Gridlock, then, is not an isolated issue, unique to Geneva, Warsaw, Bali, or other arenas of global negotiations. It is a general condition of the contemporary international system, one rooted in deep historical trends.

Ironically, many of the contemporary barriers to cooperation today derive from the deepening of interdependence, a product of successful cooperation in the past. By preventing World War Three and fostering a more open and rule-based global economy, the postwar international order allowed the world to reach an unprecedented level of globalization. This shift allowed countries like China to engage in the international system, and made all countries more dependent on each other. The result has been unprecedented peace and prosperity, but also a new range of challenges that existing institutions are poorly equipped to manage.

How can we move ahead in a gridlocked world? The first step is to recognize gridlock as a general, historically contingent phenomenon, not a blockage specific to Syria, trade, climate, or any other area. Instead of simply calling for more “political will,” we need to understand the barriers we face and design strategies accordingly.

In some cases, institutional innovation may help. For example, on climate change, a global deal in which emissions targets are assigned from on high and dutifully implemented by national governments has proven infeasible. At the same, a dynamic patchwork of climate actions is emerging, including national commitments and voluntary actions by cities, regions, companies, and civil society groups. Instead of only negotiating emissions limits between countries, the UN talks could engage these “bottom up” actions to bring them to a higher level of scale and ambition.

But new institutions can also lead to new problems. On trade, gridlock over hard issues in the WTO has meant that the real negotiations have shifted to the increasing number of regional and bilateral agreements. Many members of the business community see the two as substitutes. The danger, however, is that large regional agreements, such as the trans-Pacific and trans-Atlantic deals currently under discussion, entrench rules on issues of, for instance, intellectual property or investment protection that emerging economies will be unlikely to accept, making future multilateral deals harder to reach.

And for other issues, Syria for example, the way forward is to live up to the new commitments we have already made. In recent decades the international community has sought to develop and entrench norms to prevent such calamities, affirming that countries have a “responsibility to protect” their populations. But in practice such norms are often implemented in ways more conducive to the interests of the great powers than of the people at risk. To move ahead we must find a minimum consensus on the management of human security needs at the global level, as well as ways to uphold them impartially.

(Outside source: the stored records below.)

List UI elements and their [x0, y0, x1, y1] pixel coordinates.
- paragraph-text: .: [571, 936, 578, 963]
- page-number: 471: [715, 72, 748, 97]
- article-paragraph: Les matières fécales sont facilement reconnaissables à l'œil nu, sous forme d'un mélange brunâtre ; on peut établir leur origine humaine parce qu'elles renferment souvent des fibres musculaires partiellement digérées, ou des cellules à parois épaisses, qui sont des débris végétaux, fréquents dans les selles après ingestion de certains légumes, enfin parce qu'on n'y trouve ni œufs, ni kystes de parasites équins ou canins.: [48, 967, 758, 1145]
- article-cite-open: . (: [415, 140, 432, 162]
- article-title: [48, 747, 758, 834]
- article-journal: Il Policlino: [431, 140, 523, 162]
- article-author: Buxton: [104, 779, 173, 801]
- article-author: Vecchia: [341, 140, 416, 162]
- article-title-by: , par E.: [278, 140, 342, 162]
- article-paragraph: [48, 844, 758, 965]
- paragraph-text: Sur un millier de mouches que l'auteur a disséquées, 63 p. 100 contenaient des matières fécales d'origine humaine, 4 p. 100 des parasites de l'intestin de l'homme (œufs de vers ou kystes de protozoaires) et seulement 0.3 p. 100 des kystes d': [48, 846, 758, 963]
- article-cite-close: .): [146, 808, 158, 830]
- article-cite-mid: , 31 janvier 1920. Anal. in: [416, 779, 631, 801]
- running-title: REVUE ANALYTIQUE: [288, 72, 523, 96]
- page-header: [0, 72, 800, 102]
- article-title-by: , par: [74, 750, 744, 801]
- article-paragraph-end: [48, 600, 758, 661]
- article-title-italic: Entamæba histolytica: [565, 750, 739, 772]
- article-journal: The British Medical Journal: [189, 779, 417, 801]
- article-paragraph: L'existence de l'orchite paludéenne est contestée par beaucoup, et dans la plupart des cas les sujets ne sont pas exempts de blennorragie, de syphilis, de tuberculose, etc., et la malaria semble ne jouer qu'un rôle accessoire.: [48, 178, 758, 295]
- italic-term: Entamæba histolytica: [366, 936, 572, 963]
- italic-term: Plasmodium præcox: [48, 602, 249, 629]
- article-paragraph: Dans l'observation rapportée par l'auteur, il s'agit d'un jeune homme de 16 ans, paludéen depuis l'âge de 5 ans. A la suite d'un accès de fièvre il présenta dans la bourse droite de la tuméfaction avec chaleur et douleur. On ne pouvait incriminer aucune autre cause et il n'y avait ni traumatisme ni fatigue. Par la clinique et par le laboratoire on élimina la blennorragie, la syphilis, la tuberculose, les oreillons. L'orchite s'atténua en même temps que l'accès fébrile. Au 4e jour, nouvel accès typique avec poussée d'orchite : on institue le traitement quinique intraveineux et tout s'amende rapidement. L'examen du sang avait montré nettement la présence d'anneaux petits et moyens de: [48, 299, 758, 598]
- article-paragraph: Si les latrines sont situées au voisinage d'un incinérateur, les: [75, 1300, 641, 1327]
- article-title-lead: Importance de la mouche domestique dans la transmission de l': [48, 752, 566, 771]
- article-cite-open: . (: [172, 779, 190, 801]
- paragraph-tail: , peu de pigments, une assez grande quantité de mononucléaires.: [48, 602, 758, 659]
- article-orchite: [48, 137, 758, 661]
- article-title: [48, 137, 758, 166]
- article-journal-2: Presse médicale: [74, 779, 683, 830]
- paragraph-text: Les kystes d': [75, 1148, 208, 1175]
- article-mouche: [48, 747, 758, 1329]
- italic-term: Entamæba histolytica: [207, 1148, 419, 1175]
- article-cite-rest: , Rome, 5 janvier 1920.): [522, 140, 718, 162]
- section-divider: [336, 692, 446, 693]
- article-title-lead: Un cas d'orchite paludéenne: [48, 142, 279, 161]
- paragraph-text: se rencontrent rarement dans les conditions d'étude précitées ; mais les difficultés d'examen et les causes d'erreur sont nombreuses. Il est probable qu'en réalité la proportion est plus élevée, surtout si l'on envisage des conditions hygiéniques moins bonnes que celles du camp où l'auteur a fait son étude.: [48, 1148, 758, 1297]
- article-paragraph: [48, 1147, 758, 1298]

Resolving gridlock involves the search for a new kind of politics that builds on the many and various partial solutions to global challenges that can be found today. This requires preserving and reaffirming multilateral institutions as a space for debating issues of common interest. It also requires the scaling up and expansion of the dynamic patchwork of policy initiatives at the local and regional levels. None of this is easy: but the alternative is collective drift in the face of the global challenges of our time.